Debord menciona que, na sociedade do espetáculo, a cisão entre qualidade e

quantidade não existe, o importante é o que mais aparece, sendo que não é

feito exame qualitativo do seu conteúdo. Assim, se fez sucesso e caiu na

“graça” do espetáculo, é porque é bom, e o oposto também é verdadeiro: se

é bom, é porque fez sucesso (DEBORD, 1997, p. 16).

O empobrecimento, a subordinação e a negação da vida real é estampada

pelo espetáculo, sendo que o consumo – aqui entendido como inserção do

desejo e não da necessidade nas pessoas - serve a esta sociedade do

espetáculo, pois sem o espetáculo não há que se falar em consumismo.
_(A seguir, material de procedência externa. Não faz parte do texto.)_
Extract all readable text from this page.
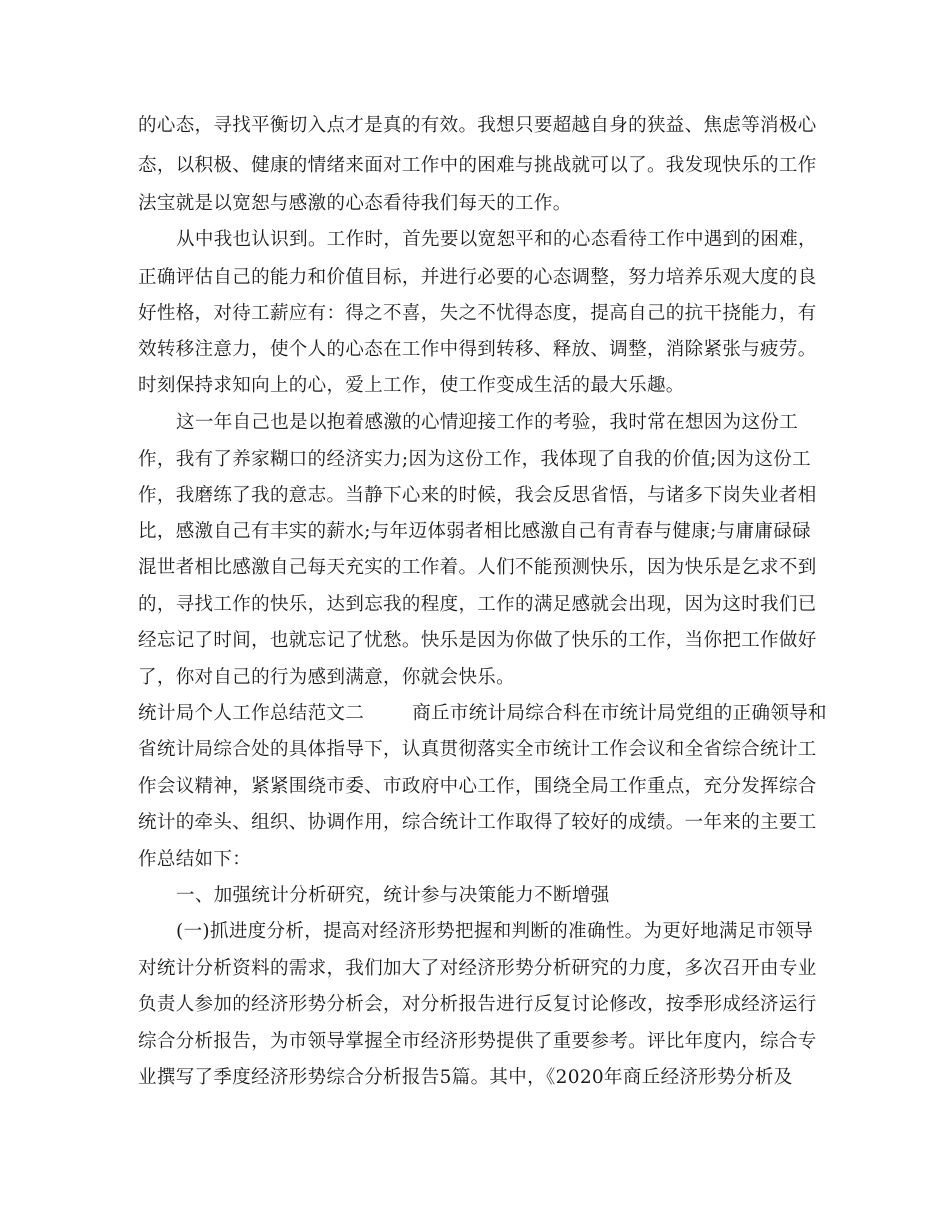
的心态，寻找平衡切入点才是真的有效。我想只要超越自身的狭益、焦虑等消极心
态，以积极、健康的情绪来面对工作中的困难与挑战就可以了。我发现快乐的工作
法宝就是以宽恕与感激的心态看待我们每天的工作。
从中我也认识到。工作时，首先要以宽恕平和的心态看待工作中遇到的困难，
正确评估自己的能力和价值目标，并进行必要的心态调整，努力培养乐观大度的良
好性格，对待工薪应有：得之不喜，失之不忧得态度，提高自己的抗干挠能力，有
效转移注意力，使个人的心态在工作中得到转移、释放、调整，消除紧张与疲劳。
时刻保持求知向上的心，爱上工作，使工作变成生活的最大乐趣。
这一年自己也是以抱着感激的心情迎接工作的考验，我时常在想因为这份工
作，我有了养家糊口的经济实力;因为这份工作，我体现了自我的价值;因为这份工
作，我磨练了我的意志。当静下心来的时候，我会反思省悟，与诸多下岗失业者相
比，感激自己有丰实的薪水;与年迈体弱者相比感激自己有青春与健康;与庸庸碌碌
混世者相比感激自己每天充实的工作着。人们不能预测快乐，因为快乐是乞求不到
的，寻找工作的快乐，达到忘我的程度，工作的满足感就会出现，因为这时我们已
经忘记了时间，也就忘记了忧愁。快乐是因为你做了快乐的工作，当你把工作做好
了，你对自己的行为感到满意，你就会快乐。
统计局个人工作总结范文二	商丘市统计局综合科在市统计局党组的正确领导和
省统计局综合处的具体指导下，认真贯彻落实全市统计工作会议和全省综合统计工
作会议精神，紧紧围绕市委、市政府中心工作，围绕全局工作重点，充分发挥综合
统计的牵头、组织、协调作用，综合统计工作取得了较好的成绩。一年来的主要工
作总结如下：
一、加强统计分析研究，统计参与决策能力不断增强
(一)抓进度分析，提高对经济形势把握和判断的准确性。为更好地满足市领导
对统计分析资料的需求，我们加大了对经济形势分析研究的力度，多次召开由专业
负责人参加的经济形势分析会，对分析报告进行反复讨论修改，按季形成经济运行
综合分析报告，为市领导掌握全市经济形势提供了重要参考。评比年度内，综合专
业撰写了季度经济形势综合分析报告5篇。其中，《2020年商丘经济形势分析及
A sociedade do espetáculo opera um desejo de “pseudo bens a desejar”

(DEBORD, 1997, p. 38), ou seja, o consumo contemporâneo oferece a todo

instante pseudo bens, por meio da informação, notadamente da publicidade,

assim, o desejo vivo fica submisso ao “artificial ilimitado” (DEBORD, 1997,

p. 38), já que toda mercadoria é apresentada como fundamental e como

novidade para o consumidor. “O consumo da televisão apresenta-se mais

como um hábito que como a expressão de uma escolha individual

deliberada” (LIPOVETSKY, 2004, p. 75).

Assim, verifica-se a falsificação da realidade e a perversidade do mercado

de consumo que impõe padrões artificiais de conduta aos sujeitos. “Cada

nova mentira da publicidade é também a confissão da mentira anterior”

(DEBORD, 1997, p. 47), considerando que o mercado retira o

produto/serviço, antes novidade e indispensável para a vida, informando que

não mais o é e, assim, o substitui por outro.

Nesse sentido, Llosa refere que a diferença essencial entre a cultura do

passado e atual é que os produtos daquela pretendiam transcender o tempo

presente, ou seja, ter durabilidade nas gerações futuras, enquanto os produtos

atuais são fabricados para serem consumidos no momento e desaparecer, “tal

como biscoitos ou pipoca.” (LLOSA, 2013, p. 17).

A manipulação dos sujeitos é de tal maneira quanto à busca da imagem, que

os próprios indivíduos consumidores, a todo tempo, requerem novos

produtos e serviços, para novas imagens, a fim de se sentirem parte do todo,

e acabam por concretizar o espetáculo, fato este favorável ao mercado.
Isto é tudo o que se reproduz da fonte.